JEANNE DES FALAISES - CATHERINE ECOLE-BOIVIN.
Commençons cette nouvelle semaine avec à nouveau un extrait tiré de l'Almanach des Terres de France - Jeanne des falaises de Catherine Ecole-Boivin. En cliquant ICI, vous découvrirez la quatrième de couverture (si vous ne l'avez pas déjà lu).

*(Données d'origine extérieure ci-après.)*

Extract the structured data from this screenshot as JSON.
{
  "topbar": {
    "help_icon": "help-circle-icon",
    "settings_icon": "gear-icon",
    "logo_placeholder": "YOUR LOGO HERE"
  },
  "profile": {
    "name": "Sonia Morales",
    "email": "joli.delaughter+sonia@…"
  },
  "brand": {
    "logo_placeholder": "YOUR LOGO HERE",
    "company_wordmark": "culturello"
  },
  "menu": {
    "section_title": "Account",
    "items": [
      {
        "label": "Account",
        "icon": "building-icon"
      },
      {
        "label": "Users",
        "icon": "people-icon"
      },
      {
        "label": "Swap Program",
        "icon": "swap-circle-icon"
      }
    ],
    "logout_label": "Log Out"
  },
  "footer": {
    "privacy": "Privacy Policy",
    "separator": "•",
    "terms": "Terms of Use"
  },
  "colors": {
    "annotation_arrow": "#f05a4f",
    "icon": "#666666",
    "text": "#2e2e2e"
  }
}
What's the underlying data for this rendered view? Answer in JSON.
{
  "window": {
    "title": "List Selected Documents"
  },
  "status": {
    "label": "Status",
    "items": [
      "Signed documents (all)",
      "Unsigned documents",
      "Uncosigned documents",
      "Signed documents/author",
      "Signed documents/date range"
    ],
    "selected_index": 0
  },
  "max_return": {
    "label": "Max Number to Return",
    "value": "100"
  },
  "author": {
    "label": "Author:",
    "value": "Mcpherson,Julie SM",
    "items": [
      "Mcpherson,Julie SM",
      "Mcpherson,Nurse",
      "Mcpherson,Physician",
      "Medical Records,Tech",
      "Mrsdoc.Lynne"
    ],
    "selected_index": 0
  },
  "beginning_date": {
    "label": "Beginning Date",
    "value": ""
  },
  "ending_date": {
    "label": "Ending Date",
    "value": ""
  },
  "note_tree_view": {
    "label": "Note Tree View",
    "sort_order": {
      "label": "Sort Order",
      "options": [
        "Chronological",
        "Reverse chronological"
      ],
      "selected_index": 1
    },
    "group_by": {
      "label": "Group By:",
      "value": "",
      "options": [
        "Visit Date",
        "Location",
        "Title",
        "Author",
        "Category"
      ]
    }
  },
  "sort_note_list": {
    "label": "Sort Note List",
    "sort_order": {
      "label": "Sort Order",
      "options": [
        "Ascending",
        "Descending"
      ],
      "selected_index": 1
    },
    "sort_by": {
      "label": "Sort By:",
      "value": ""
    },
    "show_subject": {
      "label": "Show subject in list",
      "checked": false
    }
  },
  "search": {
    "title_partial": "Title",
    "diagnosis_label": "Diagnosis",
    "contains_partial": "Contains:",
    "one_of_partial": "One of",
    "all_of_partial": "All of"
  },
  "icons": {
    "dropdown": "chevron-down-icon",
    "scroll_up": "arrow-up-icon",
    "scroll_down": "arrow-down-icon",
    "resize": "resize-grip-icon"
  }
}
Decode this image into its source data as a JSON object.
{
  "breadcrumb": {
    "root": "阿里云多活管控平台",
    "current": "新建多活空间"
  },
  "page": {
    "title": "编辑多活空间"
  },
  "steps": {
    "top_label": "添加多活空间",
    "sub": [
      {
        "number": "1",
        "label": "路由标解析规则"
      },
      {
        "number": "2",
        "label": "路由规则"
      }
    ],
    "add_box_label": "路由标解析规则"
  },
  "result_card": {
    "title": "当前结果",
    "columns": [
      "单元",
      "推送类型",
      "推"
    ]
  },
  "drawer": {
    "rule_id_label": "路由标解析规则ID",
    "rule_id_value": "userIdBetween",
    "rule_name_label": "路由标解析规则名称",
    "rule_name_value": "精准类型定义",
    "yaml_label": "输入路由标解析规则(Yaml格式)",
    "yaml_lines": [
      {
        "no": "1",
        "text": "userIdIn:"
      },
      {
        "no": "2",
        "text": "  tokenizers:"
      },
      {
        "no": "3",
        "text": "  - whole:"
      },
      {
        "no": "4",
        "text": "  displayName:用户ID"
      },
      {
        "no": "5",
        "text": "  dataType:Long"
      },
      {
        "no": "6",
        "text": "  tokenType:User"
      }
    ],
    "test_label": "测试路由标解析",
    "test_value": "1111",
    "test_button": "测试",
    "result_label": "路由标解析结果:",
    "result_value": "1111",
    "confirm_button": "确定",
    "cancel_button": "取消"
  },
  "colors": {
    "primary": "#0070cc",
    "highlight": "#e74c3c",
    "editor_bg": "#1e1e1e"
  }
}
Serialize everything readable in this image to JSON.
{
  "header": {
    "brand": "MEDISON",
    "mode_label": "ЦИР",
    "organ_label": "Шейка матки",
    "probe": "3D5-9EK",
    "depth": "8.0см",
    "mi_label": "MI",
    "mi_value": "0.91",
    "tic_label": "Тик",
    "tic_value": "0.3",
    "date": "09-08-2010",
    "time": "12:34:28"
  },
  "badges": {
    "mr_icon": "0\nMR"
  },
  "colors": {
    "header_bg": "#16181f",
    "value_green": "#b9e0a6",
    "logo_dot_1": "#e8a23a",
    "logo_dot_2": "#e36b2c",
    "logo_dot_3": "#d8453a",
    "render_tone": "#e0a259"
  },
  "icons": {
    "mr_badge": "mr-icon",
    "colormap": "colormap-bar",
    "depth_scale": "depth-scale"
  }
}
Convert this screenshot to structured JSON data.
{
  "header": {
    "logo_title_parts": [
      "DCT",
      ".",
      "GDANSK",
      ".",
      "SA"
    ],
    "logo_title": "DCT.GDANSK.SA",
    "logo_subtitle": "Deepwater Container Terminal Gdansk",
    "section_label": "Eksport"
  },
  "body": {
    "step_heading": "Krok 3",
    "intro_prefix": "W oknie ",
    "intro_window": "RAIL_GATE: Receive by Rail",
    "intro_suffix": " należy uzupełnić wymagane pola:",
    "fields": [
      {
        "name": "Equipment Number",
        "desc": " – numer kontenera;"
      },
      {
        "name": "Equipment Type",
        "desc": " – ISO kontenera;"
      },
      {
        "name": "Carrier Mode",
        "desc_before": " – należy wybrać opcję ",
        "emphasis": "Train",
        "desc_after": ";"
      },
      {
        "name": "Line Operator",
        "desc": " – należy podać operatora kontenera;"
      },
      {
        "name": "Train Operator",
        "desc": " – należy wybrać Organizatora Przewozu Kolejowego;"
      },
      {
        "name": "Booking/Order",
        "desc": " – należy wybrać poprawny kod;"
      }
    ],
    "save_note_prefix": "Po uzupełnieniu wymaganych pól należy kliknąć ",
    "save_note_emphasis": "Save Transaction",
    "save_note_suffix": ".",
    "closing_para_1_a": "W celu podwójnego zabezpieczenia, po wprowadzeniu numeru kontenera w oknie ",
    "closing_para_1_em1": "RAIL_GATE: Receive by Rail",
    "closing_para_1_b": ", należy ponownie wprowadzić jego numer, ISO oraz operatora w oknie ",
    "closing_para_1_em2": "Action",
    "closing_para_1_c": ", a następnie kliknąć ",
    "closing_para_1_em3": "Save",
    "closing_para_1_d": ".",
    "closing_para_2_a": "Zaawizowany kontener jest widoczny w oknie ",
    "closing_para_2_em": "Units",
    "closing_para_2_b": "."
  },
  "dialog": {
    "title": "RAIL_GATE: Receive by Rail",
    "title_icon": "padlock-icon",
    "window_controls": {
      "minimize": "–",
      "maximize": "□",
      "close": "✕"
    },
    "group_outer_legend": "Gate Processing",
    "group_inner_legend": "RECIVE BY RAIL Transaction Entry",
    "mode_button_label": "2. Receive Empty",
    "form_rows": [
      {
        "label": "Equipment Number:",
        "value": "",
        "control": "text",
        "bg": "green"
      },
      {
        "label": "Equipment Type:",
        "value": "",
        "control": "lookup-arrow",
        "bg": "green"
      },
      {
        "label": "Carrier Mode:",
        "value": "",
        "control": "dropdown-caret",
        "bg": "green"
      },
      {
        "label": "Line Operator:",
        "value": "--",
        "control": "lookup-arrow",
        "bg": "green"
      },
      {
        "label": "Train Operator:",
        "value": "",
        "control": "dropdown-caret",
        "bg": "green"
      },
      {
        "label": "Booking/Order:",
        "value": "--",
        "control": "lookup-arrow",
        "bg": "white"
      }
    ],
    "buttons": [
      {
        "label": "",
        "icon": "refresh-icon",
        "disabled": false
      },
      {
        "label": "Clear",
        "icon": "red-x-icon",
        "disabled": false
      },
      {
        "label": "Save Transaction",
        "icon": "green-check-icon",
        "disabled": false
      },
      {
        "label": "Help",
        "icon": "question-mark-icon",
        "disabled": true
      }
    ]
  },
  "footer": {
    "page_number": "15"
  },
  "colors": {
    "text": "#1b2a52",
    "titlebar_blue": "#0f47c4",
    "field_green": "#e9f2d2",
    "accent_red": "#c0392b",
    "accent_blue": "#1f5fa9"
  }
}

Pour moi, ici, tout a commencé. J'y suis née au monde, à sa solitude, à ses déceptions, à sa rage. Ce pays est devenu le mien. Baptisée des falaises, je les ai domestiquées. Il vaut mieux, car ici, les poissons, les fruits de mer, pour les ramener dans mon assiette, je dois aller les chercher par la terre, après plus de cent vingt mètres de dénivelé. Etrange aventure que de descendre les falaises. Je m'agrippe à l'air et aux fougères, observe au loin un vaporeux fouenet, sortant de la cheminée d'une maisonnette. Il me sert de guide par mauvais temps. Me tenir droite et faire mine d'être fière, tenir tête au désordre des pentes et des failles. Menaçantes comme l'enfer, accueillantes, quand on a réussi à les passer ; ces murailles, du nez de Jobourg ou de Voidries, on les descend comme on part à la mine. J'ai mes lourdes cordes et mes paniers sur le dos. Courbée, je m'engouffre dans les raidillons, sourire crispé, coeur et poumons en pagaille, je trébuche parfois.
C'est cela qu'est ma vie, ma liberté, à la manière de la chèvre de Monsieur Seguin, préférant la mort à la chaîne la retenant. Mes pas périlleux, pour des crustacés, quelques patelles entourées de varech, pour un peu d'eau iodée sur mes doigts.
La Hague, cette presqu'île à part, édifie mon destin. Paysanne, je lui ai obéi. Obéi autant qu'à ma mère qui a voulu que je reste son enfant, en contrepartie de la perte de l'homme de sa vie, mon père chéri.
Par amour de ma terre et de ma mère, à mon tour j'ai laissé l'homme que j'aimais m'abandonner.
Je vous souhaite une agréable semaine.